Pencipta PUBG sedang memperkecil ukuran studionya dan mengakhiri pengembangan game

Mereka yang membeli versi awal Prolog: Go Wayback! bisa mendapatkan pengembalian dana. Brendan Greene dan studionya PlayerUnknown Productions baru saja mengumumkan upaya perampingan. Inilah pengembang yang awalnya berada di balik megahit battle royale PUBG. Perusahaan ini memberhentikan karyawan dalam jumlah yang tidak ditentukan dan membatalkan pengembangan lebih lanjut dari satu judul, Prolog roguelike yang bertahan hidup: Go Wayback. Versi akses awal dari judul ini telah tersedia di Steam dan Epic Games Store sejak tahun lalu seharga $20. Greene mengatakan dia sedang “menyelidiki” cara pemain mendapatkan pengembalian dana.

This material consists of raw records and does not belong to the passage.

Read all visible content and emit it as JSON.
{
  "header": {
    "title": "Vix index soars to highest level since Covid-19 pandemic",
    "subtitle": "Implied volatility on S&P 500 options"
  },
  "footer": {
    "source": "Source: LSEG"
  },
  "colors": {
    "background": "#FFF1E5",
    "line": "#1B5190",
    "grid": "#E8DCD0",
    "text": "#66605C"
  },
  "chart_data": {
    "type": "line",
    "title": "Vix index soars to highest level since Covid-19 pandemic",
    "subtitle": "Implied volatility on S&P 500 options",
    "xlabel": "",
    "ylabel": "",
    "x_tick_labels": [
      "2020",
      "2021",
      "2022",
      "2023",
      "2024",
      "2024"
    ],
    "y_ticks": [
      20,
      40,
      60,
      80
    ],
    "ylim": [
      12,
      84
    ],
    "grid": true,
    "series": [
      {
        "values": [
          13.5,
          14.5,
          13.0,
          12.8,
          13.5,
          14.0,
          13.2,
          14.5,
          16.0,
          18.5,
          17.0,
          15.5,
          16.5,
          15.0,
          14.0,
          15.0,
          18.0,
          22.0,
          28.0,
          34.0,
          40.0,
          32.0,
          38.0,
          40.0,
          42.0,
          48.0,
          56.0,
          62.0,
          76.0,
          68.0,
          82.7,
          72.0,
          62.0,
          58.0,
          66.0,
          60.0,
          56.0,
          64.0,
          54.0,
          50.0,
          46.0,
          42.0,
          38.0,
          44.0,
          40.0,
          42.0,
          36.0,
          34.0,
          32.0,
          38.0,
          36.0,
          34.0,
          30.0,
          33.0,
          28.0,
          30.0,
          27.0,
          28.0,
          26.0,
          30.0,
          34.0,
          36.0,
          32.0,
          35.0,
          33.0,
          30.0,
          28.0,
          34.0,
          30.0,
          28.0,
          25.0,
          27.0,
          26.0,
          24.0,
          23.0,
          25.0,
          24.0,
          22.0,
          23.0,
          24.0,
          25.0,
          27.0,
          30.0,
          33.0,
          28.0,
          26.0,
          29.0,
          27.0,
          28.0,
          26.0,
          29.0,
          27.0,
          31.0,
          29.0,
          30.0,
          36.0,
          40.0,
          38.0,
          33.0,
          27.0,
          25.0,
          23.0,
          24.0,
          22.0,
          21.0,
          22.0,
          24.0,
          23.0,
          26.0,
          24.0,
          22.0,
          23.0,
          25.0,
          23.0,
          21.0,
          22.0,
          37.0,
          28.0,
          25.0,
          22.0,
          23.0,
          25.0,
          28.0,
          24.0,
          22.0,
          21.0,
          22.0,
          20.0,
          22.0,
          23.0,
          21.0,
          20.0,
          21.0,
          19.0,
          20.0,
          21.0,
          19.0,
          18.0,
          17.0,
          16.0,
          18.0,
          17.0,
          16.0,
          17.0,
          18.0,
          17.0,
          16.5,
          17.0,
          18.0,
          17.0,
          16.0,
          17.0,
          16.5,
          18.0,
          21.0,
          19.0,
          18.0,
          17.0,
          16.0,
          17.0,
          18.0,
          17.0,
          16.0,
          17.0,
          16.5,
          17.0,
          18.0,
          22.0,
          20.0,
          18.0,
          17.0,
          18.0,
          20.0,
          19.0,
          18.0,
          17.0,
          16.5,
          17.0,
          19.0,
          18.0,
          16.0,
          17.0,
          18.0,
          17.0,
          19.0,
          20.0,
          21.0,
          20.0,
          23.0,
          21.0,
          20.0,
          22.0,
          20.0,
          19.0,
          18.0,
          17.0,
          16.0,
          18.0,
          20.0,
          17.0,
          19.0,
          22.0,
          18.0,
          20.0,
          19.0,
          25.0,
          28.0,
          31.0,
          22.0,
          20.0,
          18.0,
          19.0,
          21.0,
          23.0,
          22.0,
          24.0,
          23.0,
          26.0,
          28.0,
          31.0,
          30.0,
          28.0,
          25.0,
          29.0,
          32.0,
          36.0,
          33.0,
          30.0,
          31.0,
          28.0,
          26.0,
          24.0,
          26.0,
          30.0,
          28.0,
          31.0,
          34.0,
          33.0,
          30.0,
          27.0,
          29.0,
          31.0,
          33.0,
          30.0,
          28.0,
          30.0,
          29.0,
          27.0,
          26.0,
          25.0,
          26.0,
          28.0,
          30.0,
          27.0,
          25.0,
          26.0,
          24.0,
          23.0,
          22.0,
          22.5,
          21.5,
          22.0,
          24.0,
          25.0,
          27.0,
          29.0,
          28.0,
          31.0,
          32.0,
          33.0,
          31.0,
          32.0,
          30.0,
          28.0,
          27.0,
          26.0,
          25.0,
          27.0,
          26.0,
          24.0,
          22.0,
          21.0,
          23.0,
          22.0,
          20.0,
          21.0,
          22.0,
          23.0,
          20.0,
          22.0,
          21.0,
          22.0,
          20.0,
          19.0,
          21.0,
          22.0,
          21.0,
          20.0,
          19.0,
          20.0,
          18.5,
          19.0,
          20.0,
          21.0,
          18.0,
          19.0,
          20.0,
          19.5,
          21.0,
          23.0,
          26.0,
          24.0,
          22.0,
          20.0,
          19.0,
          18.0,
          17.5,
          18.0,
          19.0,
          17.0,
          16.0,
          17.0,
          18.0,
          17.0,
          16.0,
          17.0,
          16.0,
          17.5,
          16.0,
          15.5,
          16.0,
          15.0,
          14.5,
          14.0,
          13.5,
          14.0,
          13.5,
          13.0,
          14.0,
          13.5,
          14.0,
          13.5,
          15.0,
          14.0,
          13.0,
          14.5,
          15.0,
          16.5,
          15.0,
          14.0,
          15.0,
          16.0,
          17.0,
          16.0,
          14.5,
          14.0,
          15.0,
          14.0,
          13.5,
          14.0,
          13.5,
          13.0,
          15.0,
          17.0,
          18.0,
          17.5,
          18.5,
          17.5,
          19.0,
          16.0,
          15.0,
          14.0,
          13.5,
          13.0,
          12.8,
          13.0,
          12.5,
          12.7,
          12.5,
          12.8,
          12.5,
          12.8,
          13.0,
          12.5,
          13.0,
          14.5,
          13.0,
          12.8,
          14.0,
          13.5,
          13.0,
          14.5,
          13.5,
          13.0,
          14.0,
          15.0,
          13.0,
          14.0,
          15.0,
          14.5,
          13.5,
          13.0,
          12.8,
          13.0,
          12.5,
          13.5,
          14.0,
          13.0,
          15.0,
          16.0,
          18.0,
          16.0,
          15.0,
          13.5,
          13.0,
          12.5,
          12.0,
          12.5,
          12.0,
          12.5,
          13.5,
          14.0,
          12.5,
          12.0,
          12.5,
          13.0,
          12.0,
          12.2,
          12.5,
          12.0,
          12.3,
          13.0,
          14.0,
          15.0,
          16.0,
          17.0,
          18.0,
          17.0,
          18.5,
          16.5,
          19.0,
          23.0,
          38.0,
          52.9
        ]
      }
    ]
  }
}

Versi akses awal ini akan tetap tersedia dan gratis mulai sekarang. Pengembang mengatakan ini semua adalah respons terhadap biaya yang dikeluarkan untuk pengembangan mesin Melba generasi medan buatannya. Perusahaan akan terus membuat teknologi ini, meski dengan tim yang lebih kecil. Melba digunakan untuk membuat peta untuk Prolog: Go Wayback. Ini juga seharusnya menjadi komponen inti dari game multipemain besar yang akan datang bernama Artemis. Kita tidak tahu di mana posisi pembangunan dalam hal itu. PUBG pertama kali diluncurkan pada tahun 2017 dan Greene meninggalkan perusahaan induk Krafton untuk membentuk PlayerUnknown Productions pada tahun 2021. Perusahaan tersebut baru-baru ini merilis demo teknologi bernama Kata Pengantar: Dunia yang Belum Ditemukan yang menggunakan Melba dan memungkinkan orang menjelajahi “dunia berskala bumi yang dihasilkan secara real-time.”